What can UNESCO do in this field? I would suggest that it can do many things, and often do them better than bilateral agencies of development banks:

  • It can bring together experts from different cultures to discuss and debate such as those described above in order to clarify common ethical positions and those issues on which reasonable people can differ.
  • It can provide an observatory, allowing science policy workers to easily access information on the systems that have been put in place around the world to assure the ethical conduct of research.
  • It can convene meetings of science policy workers from countries seeking to collaborate in multinational research projects to discuss how their various concerns can all be met in such projects/
  • It can identify expert consultants who can advise developing country science policy workers and institutions as to how they might build the capacity of their own organizational mechanisms to assure the ethical conduct of research.
  • It can establish criteria and indicators that nations can utilize to measure their success in assuring the ethical conduct of research, and it can advise science policy workers as to how to do so in such a way that they can effectively compare their success with that of other nations.
  • It can promote the development of training programs, especially international training programs such as those provided by UNESCO Category II Centers, on the ethical conduct of research.

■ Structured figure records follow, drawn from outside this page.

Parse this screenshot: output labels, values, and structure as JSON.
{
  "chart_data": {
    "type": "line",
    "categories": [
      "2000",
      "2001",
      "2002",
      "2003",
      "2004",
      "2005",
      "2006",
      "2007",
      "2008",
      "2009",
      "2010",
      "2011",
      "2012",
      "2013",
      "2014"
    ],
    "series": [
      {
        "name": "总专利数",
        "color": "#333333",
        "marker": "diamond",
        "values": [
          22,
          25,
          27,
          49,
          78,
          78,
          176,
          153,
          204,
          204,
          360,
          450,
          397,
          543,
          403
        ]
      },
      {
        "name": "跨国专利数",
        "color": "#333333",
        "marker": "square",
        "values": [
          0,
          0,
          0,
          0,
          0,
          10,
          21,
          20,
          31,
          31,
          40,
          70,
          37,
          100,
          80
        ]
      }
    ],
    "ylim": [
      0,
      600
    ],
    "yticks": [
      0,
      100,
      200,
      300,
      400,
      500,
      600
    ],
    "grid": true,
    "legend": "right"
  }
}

As new fields of science come to the fore, so do new ethical issues. Thus the development of recombinant DNA led to issues with respect to the containment of recombinant organisms. The patenting of genes discovered in research also raised novel ethical issues. Thus, even the most developed national scientific institutions periodically must face new ethical issues. Perhaps more important, the detection of ethical problems regularly result in efforts to strengthen institutions assuring ethical behavior in order to prevent their recurrence. In the case of less developed nations, as new areas of research are first undertaken there arise new needs for institutional development to assure ethical action.

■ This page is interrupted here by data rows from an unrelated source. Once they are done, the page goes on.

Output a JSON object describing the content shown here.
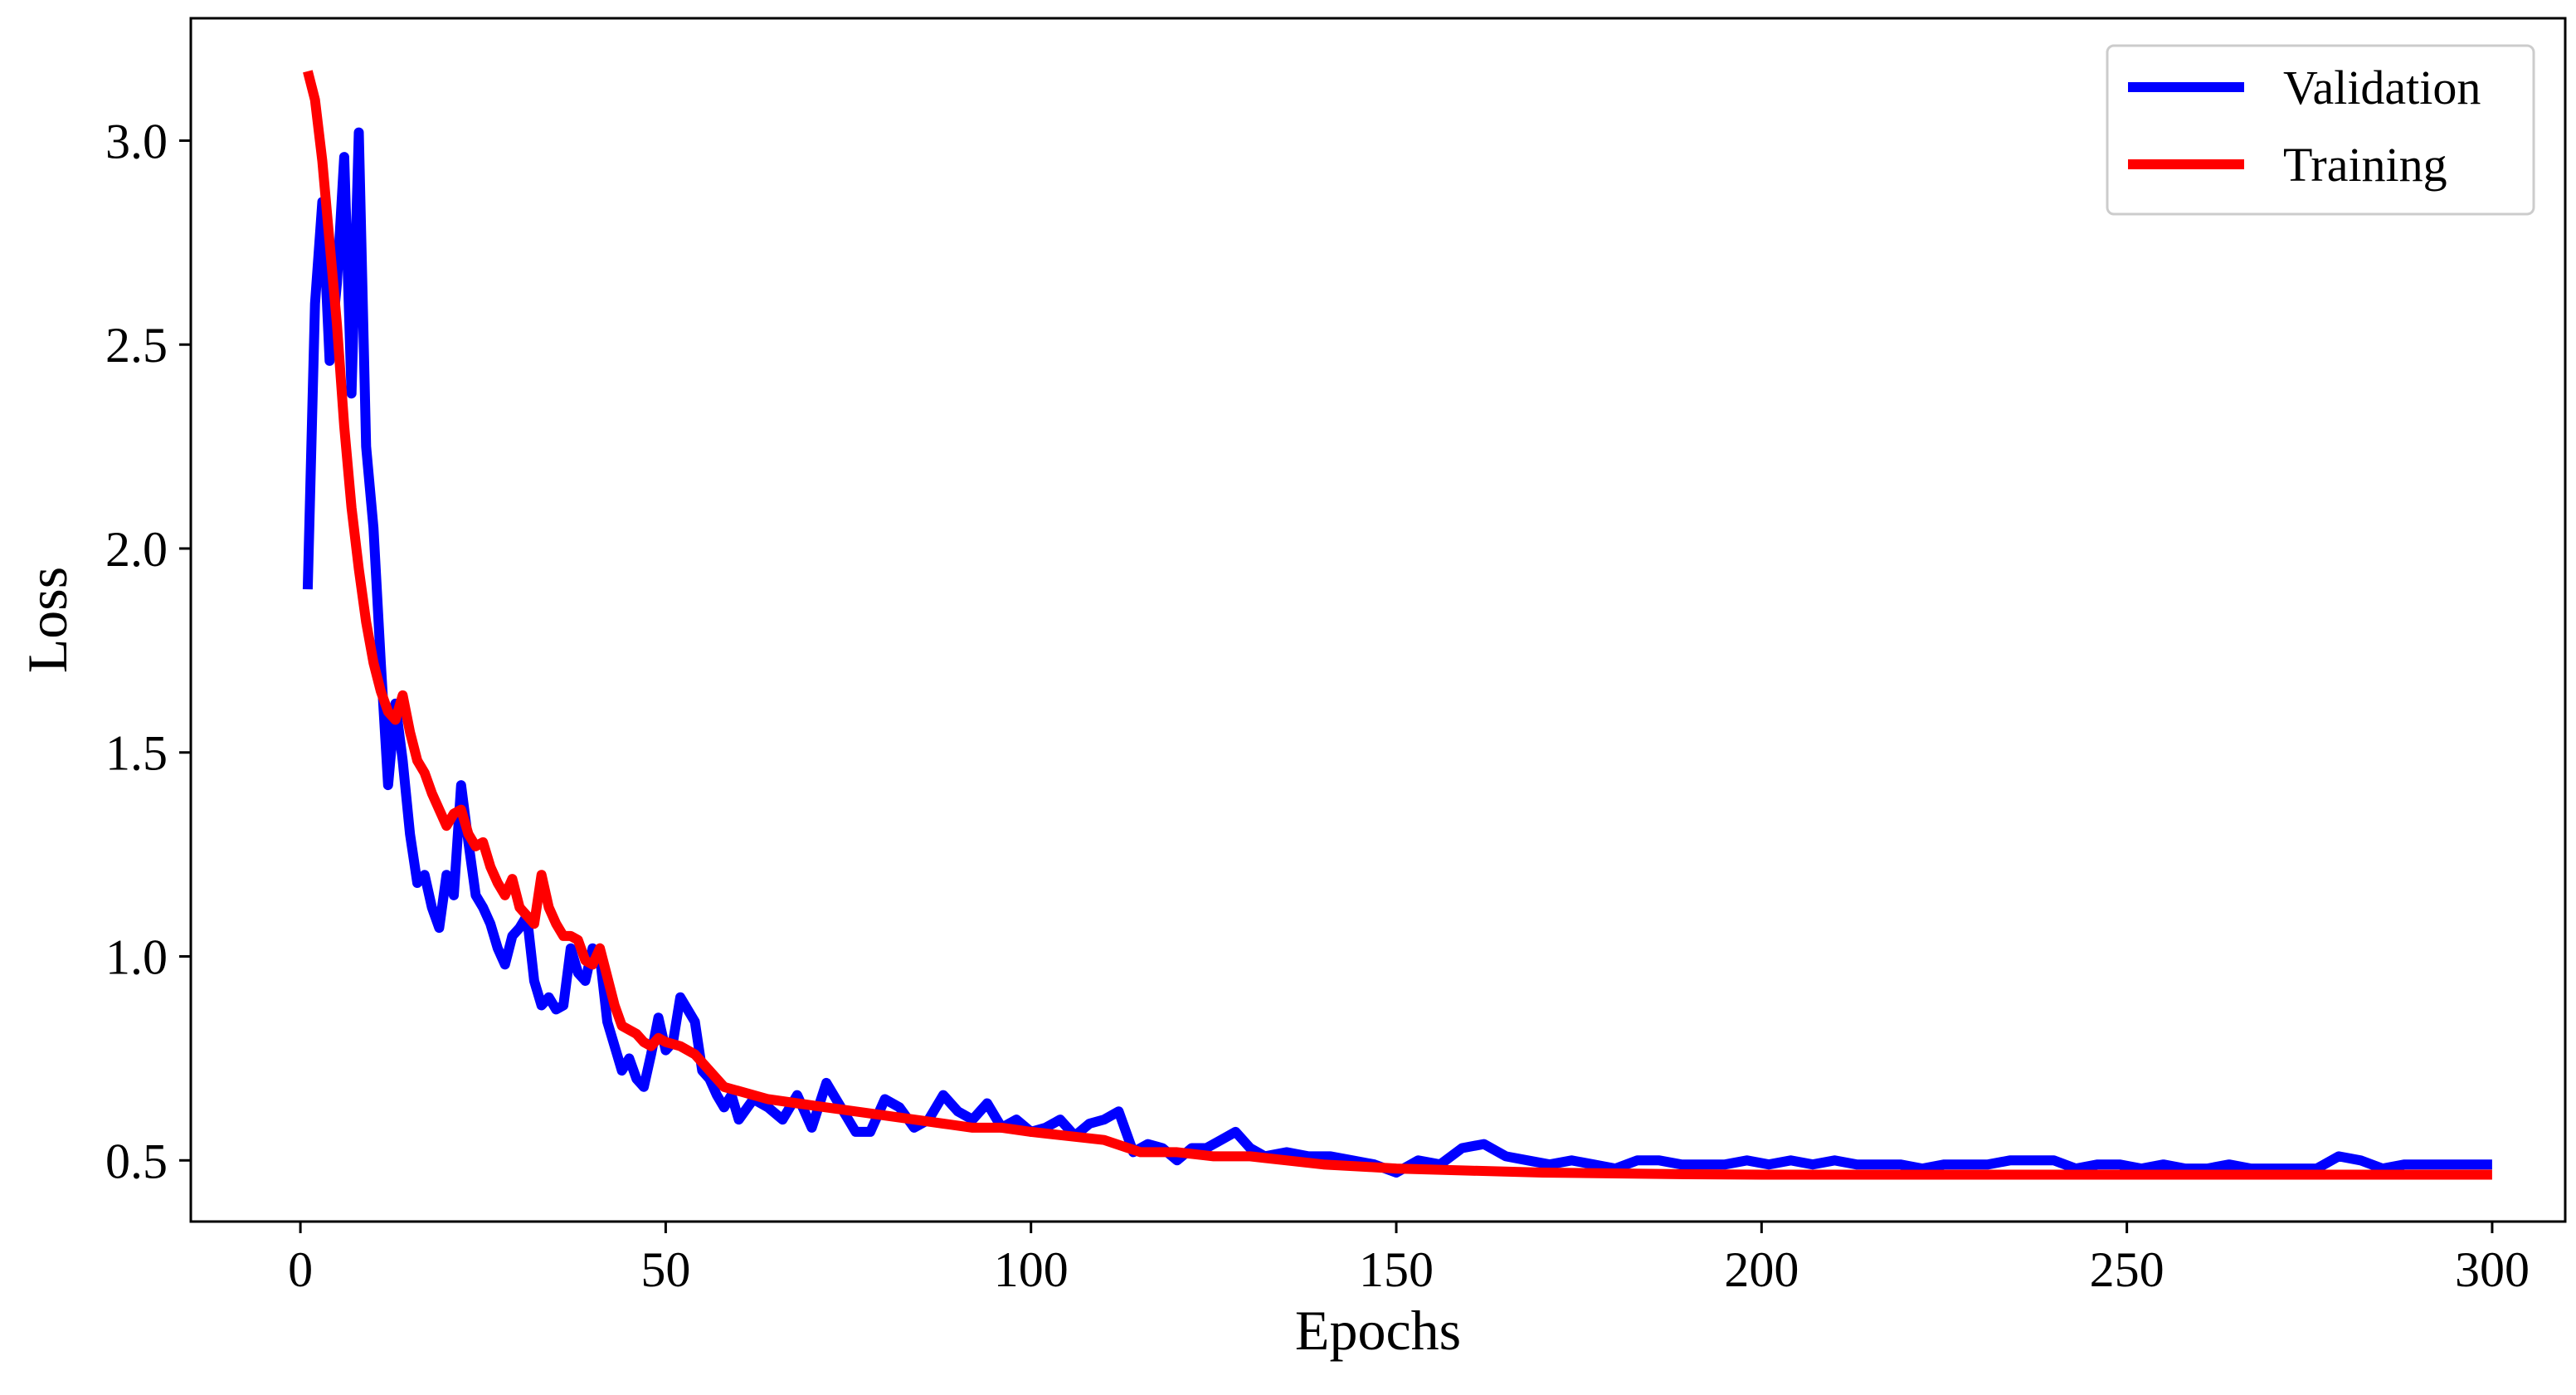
{
  "chart_data": {
    "type": "line",
    "title": "",
    "xlabel": "Epochs",
    "ylabel": "Loss",
    "xlim": [
      -15,
      310
    ],
    "ylim": [
      0.35,
      3.3
    ],
    "xticks": [
      0,
      50,
      100,
      150,
      200,
      250,
      300
    ],
    "xtick_labels": [
      "0",
      "50",
      "100",
      "150",
      "200",
      "250",
      "300"
    ],
    "yticks": [
      0.5,
      1.0,
      1.5,
      2.0,
      2.5,
      3.0
    ],
    "ytick_labels": [
      "0.5",
      "1.0",
      "1.5",
      "2.0",
      "2.5",
      "3.0"
    ],
    "grid": false,
    "legend_position": "top-right",
    "series": [
      {
        "name": "Validation",
        "color": "#0000ff",
        "x": [
          1,
          2,
          3,
          4,
          5,
          6,
          7,
          8,
          9,
          10,
          11,
          12,
          13,
          14,
          15,
          16,
          17,
          18,
          19,
          20,
          21,
          22,
          23,
          24,
          25,
          26,
          27,
          28,
          29,
          30,
          31,
          32,
          33,
          34,
          35,
          36,
          37,
          38,
          39,
          40,
          41,
          42,
          43,
          44,
          45,
          46,
          47,
          48,
          49,
          50,
          51,
          52,
          53,
          54,
          55,
          56,
          57,
          58,
          59,
          60,
          62,
          64,
          66,
          68,
          70,
          72,
          74,
          76,
          78,
          80,
          82,
          84,
          86,
          88,
          90,
          92,
          94,
          96,
          98,
          100,
          102,
          104,
          106,
          108,
          110,
          112,
          114,
          116,
          118,
          120,
          122,
          124,
          126,
          128,
          130,
          132,
          135,
          138,
          141,
          144,
          147,
          150,
          153,
          156,
          159,
          162,
          165,
          168,
          171,
          174,
          177,
          180,
          183,
          186,
          189,
          192,
          195,
          198,
          201,
          204,
          207,
          210,
          213,
          216,
          219,
          222,
          225,
          228,
          231,
          234,
          237,
          240,
          243,
          246,
          249,
          252,
          255,
          258,
          261,
          264,
          267,
          270,
          273,
          276,
          279,
          282,
          285,
          288,
          291,
          294,
          297,
          300
        ],
        "values": [
          1.9,
          2.6,
          2.85,
          2.46,
          2.65,
          2.96,
          2.38,
          3.02,
          2.25,
          2.05,
          1.72,
          1.42,
          1.62,
          1.48,
          1.3,
          1.18,
          1.2,
          1.12,
          1.07,
          1.2,
          1.15,
          1.42,
          1.28,
          1.15,
          1.12,
          1.08,
          1.02,
          0.98,
          1.05,
          1.07,
          1.1,
          0.94,
          0.88,
          0.9,
          0.87,
          0.88,
          1.02,
          0.96,
          0.94,
          1.02,
          1.0,
          0.84,
          0.78,
          0.72,
          0.75,
          0.7,
          0.68,
          0.76,
          0.85,
          0.77,
          0.79,
          0.9,
          0.87,
          0.84,
          0.72,
          0.7,
          0.66,
          0.63,
          0.66,
          0.6,
          0.65,
          0.63,
          0.6,
          0.66,
          0.58,
          0.69,
          0.63,
          0.57,
          0.57,
          0.65,
          0.63,
          0.58,
          0.6,
          0.66,
          0.62,
          0.6,
          0.64,
          0.58,
          0.6,
          0.57,
          0.58,
          0.6,
          0.56,
          0.59,
          0.6,
          0.62,
          0.52,
          0.54,
          0.53,
          0.5,
          0.53,
          0.53,
          0.55,
          0.57,
          0.53,
          0.51,
          0.52,
          0.51,
          0.51,
          0.5,
          0.49,
          0.47,
          0.5,
          0.49,
          0.53,
          0.54,
          0.51,
          0.5,
          0.49,
          0.5,
          0.49,
          0.48,
          0.5,
          0.5,
          0.49,
          0.49,
          0.49,
          0.5,
          0.49,
          0.5,
          0.49,
          0.5,
          0.49,
          0.49,
          0.49,
          0.48,
          0.49,
          0.49,
          0.49,
          0.5,
          0.5,
          0.5,
          0.48,
          0.49,
          0.49,
          0.48,
          0.49,
          0.48,
          0.48,
          0.49,
          0.48,
          0.48,
          0.48,
          0.48,
          0.51,
          0.5,
          0.48,
          0.49,
          0.49,
          0.49,
          0.49,
          0.49
        ],
        "line_width": 12
      },
      {
        "name": "Training",
        "color": "#ff0000",
        "x": [
          1,
          2,
          3,
          4,
          5,
          6,
          7,
          8,
          9,
          10,
          11,
          12,
          13,
          14,
          15,
          16,
          17,
          18,
          19,
          20,
          21,
          22,
          23,
          24,
          25,
          26,
          27,
          28,
          29,
          30,
          31,
          32,
          33,
          34,
          35,
          36,
          37,
          38,
          39,
          40,
          41,
          42,
          43,
          44,
          45,
          46,
          47,
          48,
          49,
          50,
          52,
          54,
          56,
          58,
          60,
          64,
          68,
          72,
          76,
          80,
          84,
          88,
          92,
          96,
          100,
          105,
          110,
          115,
          120,
          125,
          130,
          135,
          140,
          145,
          150,
          160,
          170,
          180,
          190,
          200,
          220,
          240,
          260,
          280,
          300
        ],
        "values": [
          3.17,
          3.1,
          2.95,
          2.75,
          2.55,
          2.3,
          2.1,
          1.95,
          1.82,
          1.72,
          1.65,
          1.6,
          1.58,
          1.64,
          1.55,
          1.48,
          1.45,
          1.4,
          1.36,
          1.32,
          1.35,
          1.36,
          1.3,
          1.27,
          1.28,
          1.22,
          1.18,
          1.15,
          1.19,
          1.12,
          1.1,
          1.08,
          1.2,
          1.12,
          1.08,
          1.05,
          1.05,
          1.04,
          0.99,
          0.98,
          1.02,
          0.95,
          0.88,
          0.83,
          0.82,
          0.81,
          0.79,
          0.78,
          0.8,
          0.79,
          0.78,
          0.76,
          0.72,
          0.68,
          0.67,
          0.65,
          0.64,
          0.63,
          0.62,
          0.61,
          0.6,
          0.59,
          0.58,
          0.58,
          0.57,
          0.56,
          0.55,
          0.52,
          0.52,
          0.51,
          0.51,
          0.5,
          0.49,
          0.485,
          0.48,
          0.475,
          0.47,
          0.468,
          0.466,
          0.465,
          0.465,
          0.465,
          0.465,
          0.465,
          0.465
        ],
        "line_width": 12
      }
    ]
  }
}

Other UN agencies and programs have interests in the ethical conduct of research. Thus, the World Health Organization has interests in helping its member nations assure the ethical conduct of biomedical research, the Food and Agriculture Organization with the ethical conduct of agricultural research, and the United Nations Environmental Program with that of environmental research. However, UNESCO given its wide responsibility for science and the long history of its program in the ethics of science and technology appears especially suited to work with science policy agencies in its member nations in order to build the ethical aspects of their national research institutions.

John Daly
The ideas expressed in this posting are those of the author and do not necessarily represent those of Americans for UNESCO.

1 comment:

John Daly said...

A distinction is sometimes made between "science for policy" and "policy for science". This editorial focuses on the ethical conduct of research, an element which might be seen within the policy for science. There are other ethical questions that might be addressed with respect to the scientific agenda, such as whether social scientists can legitimately study ethnic groups and then consult with military forces at war with factions of that ethnic group.

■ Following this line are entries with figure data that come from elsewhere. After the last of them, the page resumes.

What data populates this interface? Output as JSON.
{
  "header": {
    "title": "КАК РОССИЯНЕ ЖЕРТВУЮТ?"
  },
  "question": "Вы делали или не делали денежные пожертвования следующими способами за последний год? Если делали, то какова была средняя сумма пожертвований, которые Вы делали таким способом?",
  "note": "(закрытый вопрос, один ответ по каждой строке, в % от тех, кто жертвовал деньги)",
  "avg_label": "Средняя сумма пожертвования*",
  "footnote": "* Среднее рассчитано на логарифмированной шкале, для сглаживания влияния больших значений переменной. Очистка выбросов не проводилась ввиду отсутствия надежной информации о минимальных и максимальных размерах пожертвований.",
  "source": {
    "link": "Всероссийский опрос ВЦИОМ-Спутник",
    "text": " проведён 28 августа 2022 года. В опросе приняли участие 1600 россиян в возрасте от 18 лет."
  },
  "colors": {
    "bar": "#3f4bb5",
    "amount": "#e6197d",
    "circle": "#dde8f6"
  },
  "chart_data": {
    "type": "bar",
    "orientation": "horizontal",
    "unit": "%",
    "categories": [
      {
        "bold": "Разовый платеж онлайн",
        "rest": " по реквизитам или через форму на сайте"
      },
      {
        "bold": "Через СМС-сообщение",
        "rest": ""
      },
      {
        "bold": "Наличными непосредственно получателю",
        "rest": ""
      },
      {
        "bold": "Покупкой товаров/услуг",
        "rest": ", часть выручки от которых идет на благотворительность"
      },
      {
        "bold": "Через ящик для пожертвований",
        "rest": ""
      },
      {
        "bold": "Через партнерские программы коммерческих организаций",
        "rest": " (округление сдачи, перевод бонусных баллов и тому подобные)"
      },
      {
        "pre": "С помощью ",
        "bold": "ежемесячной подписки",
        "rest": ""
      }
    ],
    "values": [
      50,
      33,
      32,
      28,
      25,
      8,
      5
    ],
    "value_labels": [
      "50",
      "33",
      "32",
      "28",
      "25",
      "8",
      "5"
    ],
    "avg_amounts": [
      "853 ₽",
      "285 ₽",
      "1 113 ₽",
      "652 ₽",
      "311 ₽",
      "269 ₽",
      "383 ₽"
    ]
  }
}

There are also ethical questions such as the ethical limits to the debate over science in areas such as public policy towards climate change or towards the teaching of evolution in schools. Indeed, a study done by UNESCO looked at the precautionary principle with respect to climate change.

I wrote the editorial to convey my belief that UNESCO should give very high priority to building capacity in developing nations to assure the ethical conduct of research in those countries, as opposed to these other topics!